Penegasan ini disampaikan Mensos dalam acara ‘Kolaborasi Program Prioritas Presiden’ di Kabupaten Gresik, Jawa Timur.
Dilansir laman Kemensos, Saifullah Yusuf menjelaskan bahwa Presiden Prabowo Subianto melalui Inpres No. 4 Tahun 2025 tentang DTSEN, ingin memastikan seluruh warga Indonesia yang seharusnya mendapatkan perlindungan sosial, bisa dijangkau oleh program-program prioritas, melalui satu data tunggal yang di kelola oleh BPS.
“Maka dengan adanya instruksi Presiden ini, diharapkan datanya tunggal, tidak ada lagi semua pegang data sendiri-sendiri, dan yang memegang data adalah BPS,” kata Mensos.
Ia menjelaskan bahwa DTSEN bersifat dinamis, setiap hari ada warga yang meninggal, ada yang lahir, ada yang menikah, dan berpindah tempat.
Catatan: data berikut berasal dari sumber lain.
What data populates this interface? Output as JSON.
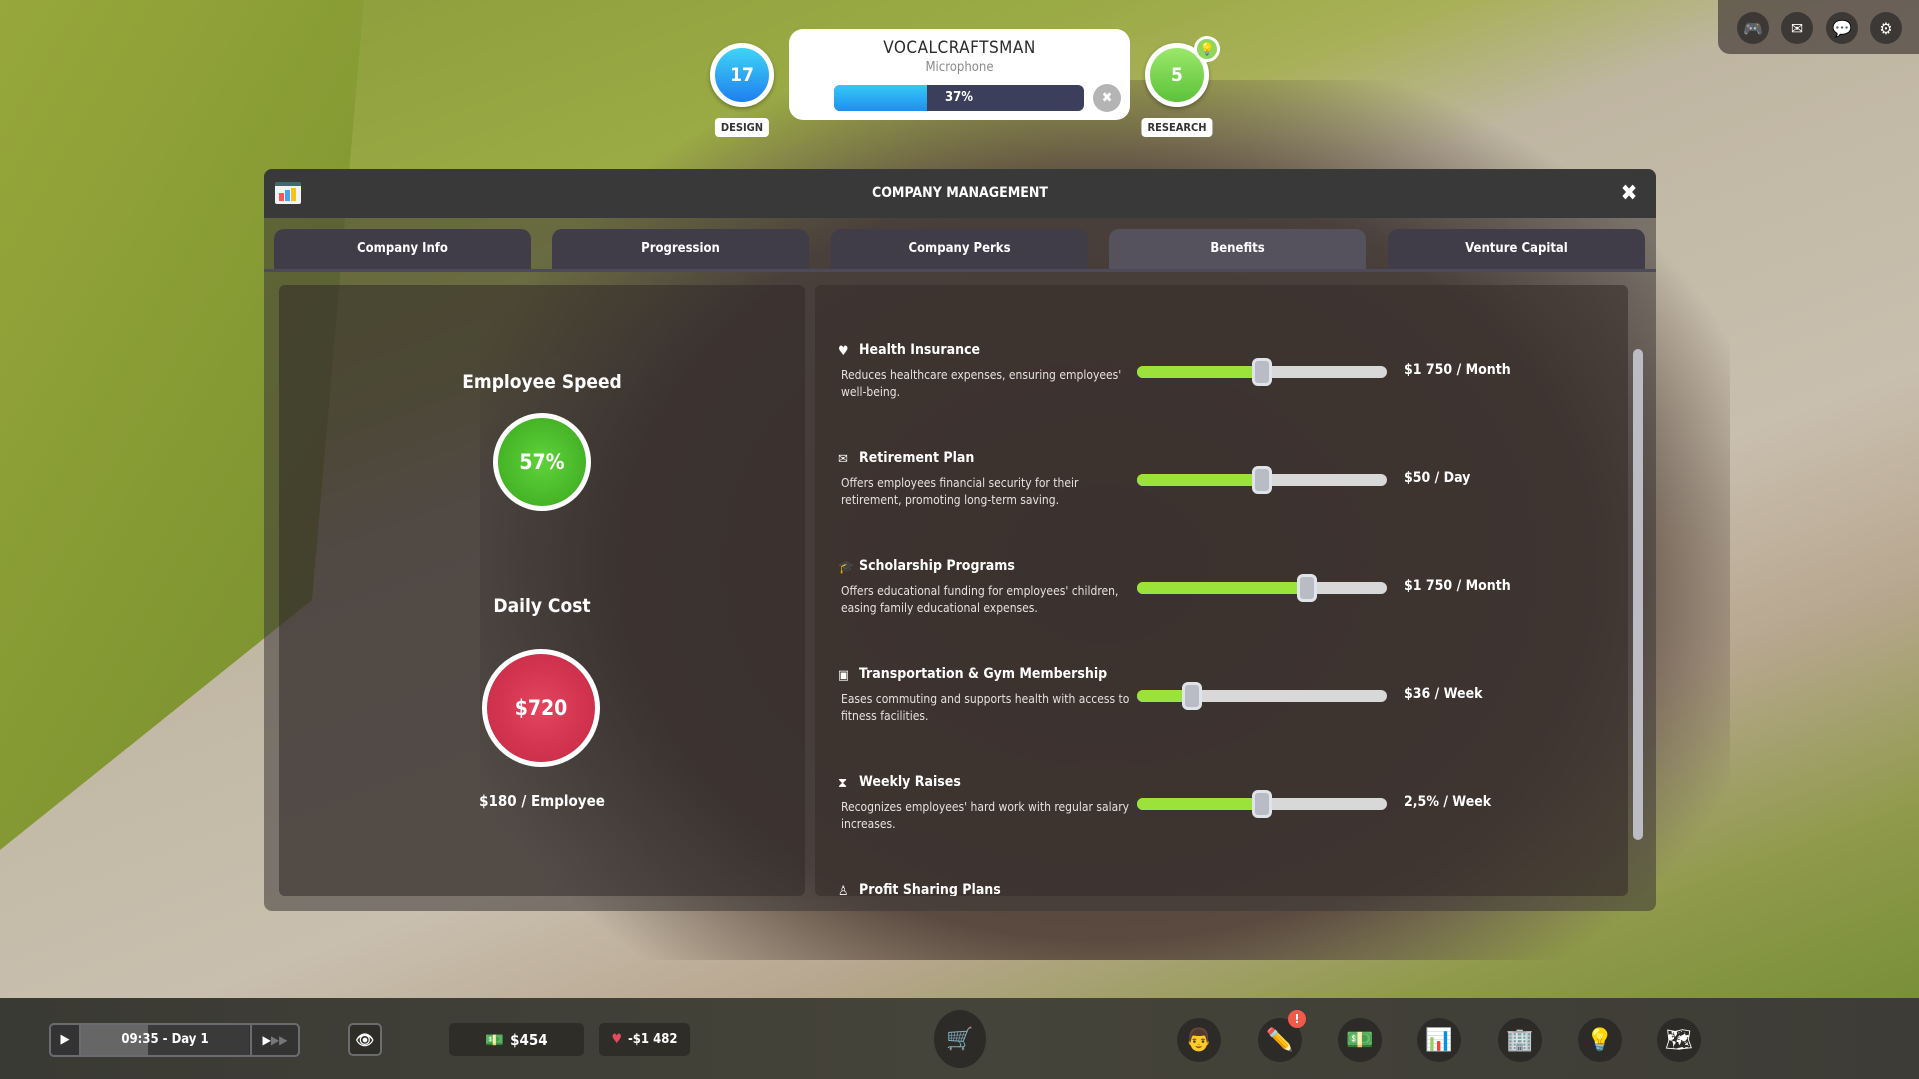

Oleh karena itu, data ini penting dimutakhirkan secara terus menerus. “Jangan ada yang menganggap data ini statis,” ujarnya.
Dengan demikian, Mensos mengajak seluruh jajaran pemerintah daerah Kabupaten Gresik termasuk operator data, dan pilar-pilar sosial yang hadir untuk terus melakukan upaya pemutakhiran DTSEN.
Keterlibatan pemerintah daerah sangat diperlukan dalam proses pemutakhiran DTSEN. Pertama karena pemutakhiran ditempuh melalui jalur formal, mulai dari RT/RW, ke desa, kemudian Dinsos setempat.